Мухруз громко залаял.
Из дома тут же выбежал слуга, на ходу пристраивая к лицу умильную улыбку, подскочил к господину и согнулся в низком поклоне.
— Иди, любезный, скажи Дану, чтоб сбегал к Конану-варвару. Пусть напомнит ему, что нынче ночью Ши Шелам отбывает на Серые Равнины. Может, он захочет передать для него пару сотен золотых? Говорят, жизнь там дорога… Ха-ха-ха-ха!
Куршан снова завизжал, по-детски радуясь очередной своей тупой шутке, и Мухруз, занятый мыслью о коварной мышке, по привычке завизжал тоже. Красные глазки его при этом были устремлены задумчиво вдаль, так что визг его походил скорее на тоскливый собачий вой, чем на веселый хохот. Разбойник этого не заметил.
Слуга, натужно улыбаясь, ждал, когда друзья успокоятся. Наконец хозяин умолк.
— Что тебе еще? — сердито вылупившись на слугу, спросил он.
— Господин, я как раз спешил к тебе, чтоб сказать… Дан уже ходил к киммерийцу и… Вернулся без двух зубов.
— Хм… Какое мне дело до его зубов! Я хочу знать, что ему ответил мальчишка.
— Э-э-э… Дан не помнит.
— Как… Как это не помнит? — Куршан задохнулся от возмущения, но не забыл при этом посмотреться в зеркало.
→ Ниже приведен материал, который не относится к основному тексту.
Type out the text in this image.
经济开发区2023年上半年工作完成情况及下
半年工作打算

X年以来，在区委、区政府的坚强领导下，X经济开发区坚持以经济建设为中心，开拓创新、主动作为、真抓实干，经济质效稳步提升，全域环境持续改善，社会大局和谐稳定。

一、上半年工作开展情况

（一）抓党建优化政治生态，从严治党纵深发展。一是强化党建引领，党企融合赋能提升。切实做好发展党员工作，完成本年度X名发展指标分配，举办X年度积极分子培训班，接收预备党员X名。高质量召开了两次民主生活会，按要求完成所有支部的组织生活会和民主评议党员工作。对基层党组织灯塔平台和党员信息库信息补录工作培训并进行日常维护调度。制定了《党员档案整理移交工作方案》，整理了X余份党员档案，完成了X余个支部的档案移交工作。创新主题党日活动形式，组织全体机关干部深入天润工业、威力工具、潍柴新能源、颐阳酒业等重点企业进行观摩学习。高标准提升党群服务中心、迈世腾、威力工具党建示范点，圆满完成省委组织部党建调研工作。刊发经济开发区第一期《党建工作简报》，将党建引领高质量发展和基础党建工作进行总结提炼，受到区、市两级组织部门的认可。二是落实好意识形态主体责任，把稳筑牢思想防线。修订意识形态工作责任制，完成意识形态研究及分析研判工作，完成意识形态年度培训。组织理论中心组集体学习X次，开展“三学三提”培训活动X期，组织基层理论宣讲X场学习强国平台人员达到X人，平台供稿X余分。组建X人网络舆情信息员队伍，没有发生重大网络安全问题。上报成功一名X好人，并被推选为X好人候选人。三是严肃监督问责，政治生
Алые пятна на своих жирных щеках он принял за легкий румянец, чем остался очень доволен. — Да я ему голову велю снести!
— Киммериец ударил его кулаком по лбу, господин, и несчастный Дан забыл даже свое имя! — горестно сводя брови, сказал слуга. — Сейчас он сидит в сарае и печально о чем-то поет. Я поднес ему кувшин с пивом, а он укусил меня за палец и начал бегать кругами, да еще и на четвереньках…
Жалобы укушенного слуги не произвели впечатления на хозяина. Он думал о киммерийском волчонке, который появился в этом городе едва ли год тому назад, но успел уже сделаться почти таким же знаменитым, как сам Куршан, уроженец Шадизара. Конан был ловок, силен, храбр и, как ни удивительно, хитер, что для северянина вовсе не свойственно. Но не эти достоинства привлекли к нему внимание разбойника.
Куршану от него требовалось только одно; чтоб он пришел к нему в дом и отсюда прямиком направился на Серые Равнины. Для того-то и велел он своим парням выкрасть жалкого плута Ши Шелама, дабы заманить его приятеля в ловушку и убить его. Нрав варвара был ясен: он не станет платить сотню золотых — он придет сюда и попытается освободить этого червя, мошенника из грязной дешевой Пустыньки. Не золото, но смерть — вот что нужно Куршану. Никто и никогда более не вспомнил бы о киммерийце — мало ли пришлых орудует нынче в Шадизаре? Не сочтешь, ибо велико число их и не всяк остается тут надолго. Кто возвращается на родину, кто уходит искать счастья в других городах и странах, а кто исчезает навеки в здешних вонючих и пыльных трущобах.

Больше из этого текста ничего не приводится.